Wer die ePA schon nutzt oder künftig nutzen will, sieht den Vorteil, dass sich die eigenen Gesundheitsdaten, Befunde, Diagnosen und weiteres auf diese Weise unmittelbar mit allen behandelnden Ärztinnen und Ärzten teilen lassen (89%). 77% versprechen sich mehr Sicherheit, etwa durch hinterlegte Arzneimittel-Verschreibungen, um Wechselwirkungen zu vermeiden. 74% sehen darin die Möglichkeit, selbst jederzeit auf ihre Gesundheitsdaten und ihre Krankengeschichte zuzugreifen und 53% sich mithilfe der ePA aktiver um ihre Gesundheit kümmern. 46% wollen eigene Daten beispielsweise aus einer Sportuhr oder Smartwatch in die ePA hochladen.

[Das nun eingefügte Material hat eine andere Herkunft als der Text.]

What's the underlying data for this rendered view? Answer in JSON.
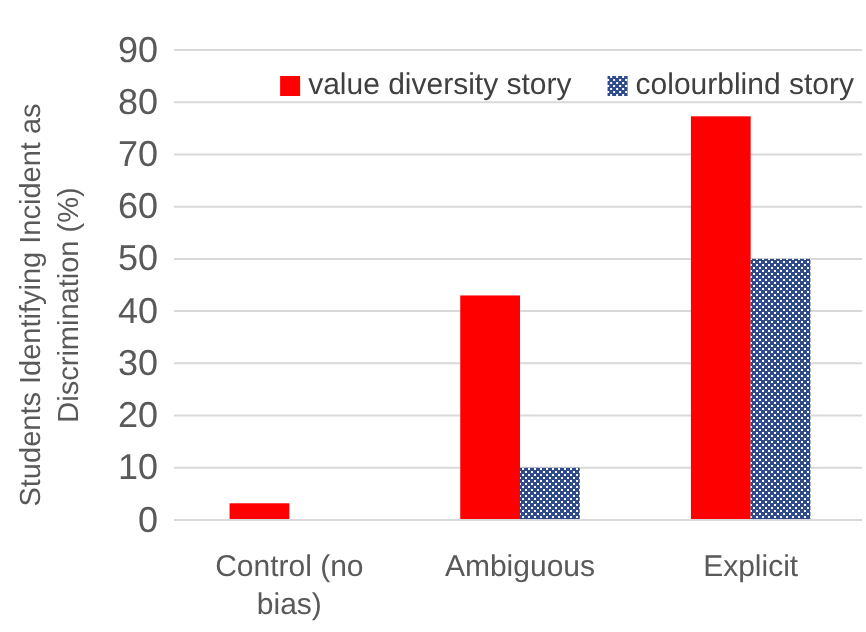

Wer die elektronische Patientenakte ablehnt, tut dies vor allem aus Sorge um die eigenen Gesundheitsdaten und fürchtet, diese könnten in falsche Hände geraten (59%). Die Hälfte fühlt sich über die ePA nicht ausreichend informiert und 41% erscheint sie insgesamt zu kompliziert.

61% aller Befragten möchten aber besser über die ePA informiert werden. „Jetzt kommt es darauf an, den Patienten und Patientinnen die Vorteile der ePA verständlich zu erklären, um Vorbehalte und Sorgen abzubauen. Hier müssen alle Beteiligten mitwirken und für Informiertheit und Transparenz sorgen“, betont Raab.

  • E-Rezept

Gesetzlich Versicherte erhalten verschreibungspflichtige Arzneimittel nur noch per E-Rezept und können dieses mit ihrer elektronischen Gesundheitskarte, per App oder mittels Ausdruck einlösen. 54% stecken am liebsten ihre Gesundheitskarte in der Apotheke ein, 20% bevorzugen die E-Rezept-App auf ihrem Smartphone oder Tablet und 8% wollen das E-Rezept am liebsten gleich in einer Online-Apotheke einlösen. 14% bevorzugen den Ausdruck auf Papier, vor einem Jahr waren es noch 24%. 

  • Video-Sprechstunde

27% haben bereits einmal oder mehrfach per Video-Sprechstunde mit einer Ärztin bzw. einem Arzt oder einer Therapeutin bzw. einem Therapeuten kommuniziert. 2023 waren es 22% und 2022 15%. 84% der Nutzerinnen und Nutzer berichten, dass die Video-Sprechstunden reibungslos verlaufen sind. 81% waren zufrieden, weil der Arzt oder die Ärztin sich ausreichend Zeit für sie genommen haben. 

 

Grafik: Bitkom

Raab findet, dass „es ... wichtig ist, dass die Koordinierung der einzelnen digitalen Maßnahmen und die Stärkung der Interoperabilität zentral durch die geplante Digitalagentur für Gesundheit gesteuert werden. Die Weiterentwicklung der Gematik ist im Kern richtig. Kritisch bewertet Bitkom allerdings die im aktuellen Gesetzentwurf festgehaltene Absicht, dass die Gematik selbst bestimmte Anwendungen entwickelt oder ausschreiben soll. Digitale Lösungen müssen im Wettbewerb entstehen und entwickelt werden, der Wettbewerb ist der beste Treiber von Innovationen zum Wohle der Patientinnen und Patienten.“ 

Die geplante Apothekenreform sieht Bitkom als große Chance zur Stärkung der Digitalisierung im Gesundheitssystem. Im Entwurf führt das BMG erstmalig den rechtlichen Begriff der Tele-Pharmazie ein. Insbesondere in Zeiten einer sinkenden Apothekendichte und in ländlichen Regionen könnte somit eine Versorgungslücke geschlossen werden. Auch im geplanten „Gesundes-Herz-Gesetz“ sollte die Tele-Pharmazie aus Bitkom-Sicht ausdrücklich berücksichtigt werden. Die geplante Ausweitung von pharmazeutischen Dienstleistungen zur Prävention von Herz-Kreislauf-Erkrankungen, speziell solche, die reine Beratungsservices beinhalten, erfordern nicht zwangsläufig die physische Anwesenheit der Patientinnen und Patienten.